The glutamatergic system for schizophrenic patients showed an imbalance between glutamine and dopamine. The glutamate-dopamine imbalance is known to cause psychosis which is one of the symptoms of schizophrenia. This has been demonstrated by postmortem on schizophrenic patients which show that there are variable changes in how NMDAR in the brain is expressed. This causes the involvement of glutamate transmission in the brain and ends up impairing the brain functions of schizophrenic patients (Javitt, Spencer, Thaker, Wintere, & Hajos, 2021). The cholinergic system is affected by this process. This system is responsible for cognitive functions and its interruption is evidenced by cognitive impairment in schizophrenic patients.

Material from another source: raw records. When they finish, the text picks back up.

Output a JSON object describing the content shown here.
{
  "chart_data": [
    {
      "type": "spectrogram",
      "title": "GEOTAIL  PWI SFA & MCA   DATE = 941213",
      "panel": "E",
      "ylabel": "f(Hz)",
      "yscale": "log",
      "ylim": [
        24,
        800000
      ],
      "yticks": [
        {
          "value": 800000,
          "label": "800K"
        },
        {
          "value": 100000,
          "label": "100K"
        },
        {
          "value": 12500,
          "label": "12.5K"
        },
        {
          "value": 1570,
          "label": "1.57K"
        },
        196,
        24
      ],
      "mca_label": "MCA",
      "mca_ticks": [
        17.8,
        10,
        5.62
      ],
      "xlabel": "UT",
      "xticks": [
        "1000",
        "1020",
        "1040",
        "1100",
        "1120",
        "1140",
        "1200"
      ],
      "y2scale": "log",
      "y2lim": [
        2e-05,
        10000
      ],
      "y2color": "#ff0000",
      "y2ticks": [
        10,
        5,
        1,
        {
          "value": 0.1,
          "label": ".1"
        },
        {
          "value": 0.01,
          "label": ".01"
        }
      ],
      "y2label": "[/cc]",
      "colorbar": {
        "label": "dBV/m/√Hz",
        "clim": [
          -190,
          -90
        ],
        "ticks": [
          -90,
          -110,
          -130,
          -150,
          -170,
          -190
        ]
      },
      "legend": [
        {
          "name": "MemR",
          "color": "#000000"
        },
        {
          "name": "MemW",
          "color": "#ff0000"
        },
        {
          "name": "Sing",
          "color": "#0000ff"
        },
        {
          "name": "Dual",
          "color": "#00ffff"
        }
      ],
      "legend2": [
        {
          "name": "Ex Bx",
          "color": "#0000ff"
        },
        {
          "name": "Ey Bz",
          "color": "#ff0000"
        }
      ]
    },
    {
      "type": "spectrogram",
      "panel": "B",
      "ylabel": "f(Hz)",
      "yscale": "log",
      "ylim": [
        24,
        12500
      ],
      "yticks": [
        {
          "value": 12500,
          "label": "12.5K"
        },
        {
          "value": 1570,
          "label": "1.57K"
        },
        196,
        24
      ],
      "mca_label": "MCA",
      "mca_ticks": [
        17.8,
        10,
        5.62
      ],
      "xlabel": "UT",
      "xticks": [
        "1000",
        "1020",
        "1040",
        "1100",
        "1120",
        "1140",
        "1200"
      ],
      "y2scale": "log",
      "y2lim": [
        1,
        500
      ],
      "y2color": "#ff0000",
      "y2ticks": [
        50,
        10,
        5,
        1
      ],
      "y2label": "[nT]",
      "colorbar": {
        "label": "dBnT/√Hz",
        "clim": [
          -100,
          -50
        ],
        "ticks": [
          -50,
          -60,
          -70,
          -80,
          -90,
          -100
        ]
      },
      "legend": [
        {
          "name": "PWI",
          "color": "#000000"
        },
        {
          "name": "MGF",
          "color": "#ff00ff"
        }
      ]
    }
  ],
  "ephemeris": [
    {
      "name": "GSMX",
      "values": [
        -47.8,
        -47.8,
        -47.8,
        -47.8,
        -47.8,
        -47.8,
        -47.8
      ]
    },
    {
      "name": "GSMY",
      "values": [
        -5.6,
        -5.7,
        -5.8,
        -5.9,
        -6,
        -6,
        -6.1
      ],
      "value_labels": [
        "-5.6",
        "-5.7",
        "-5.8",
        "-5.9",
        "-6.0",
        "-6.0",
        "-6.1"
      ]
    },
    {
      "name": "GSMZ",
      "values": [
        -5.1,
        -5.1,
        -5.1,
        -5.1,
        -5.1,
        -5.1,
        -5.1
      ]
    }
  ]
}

Schizophrenia is still not fully understood by the medical fraternity and hence there is no definite treatment for the mental disorder. To counter this, some studies have focused on various biomarkers which are used to help give schizophrenic patients the lifelong support they need to manage the disorder. These biomarkers can be subdivided into four levels which include inflammation biomarkers, neuroendocrine biomarkers, neurotrophin biomarkers, and neurotransmitter biomarkers. These biomarkers are used as indicators of the onset of schizophrenia. They are also used to show when schizophrenia is about to re-occur and can be used to guide caregivers on the best way to help their schizophrenic patients. With these biomarkers, the foundation is laid for further research into the mental condition. This research can be conducted to help improve the quality of care given to these patients as well as to identify the root cause of the condition. Building on this, researchers are now able to address the condition more comprehensively despite the limited availability of data on the condition.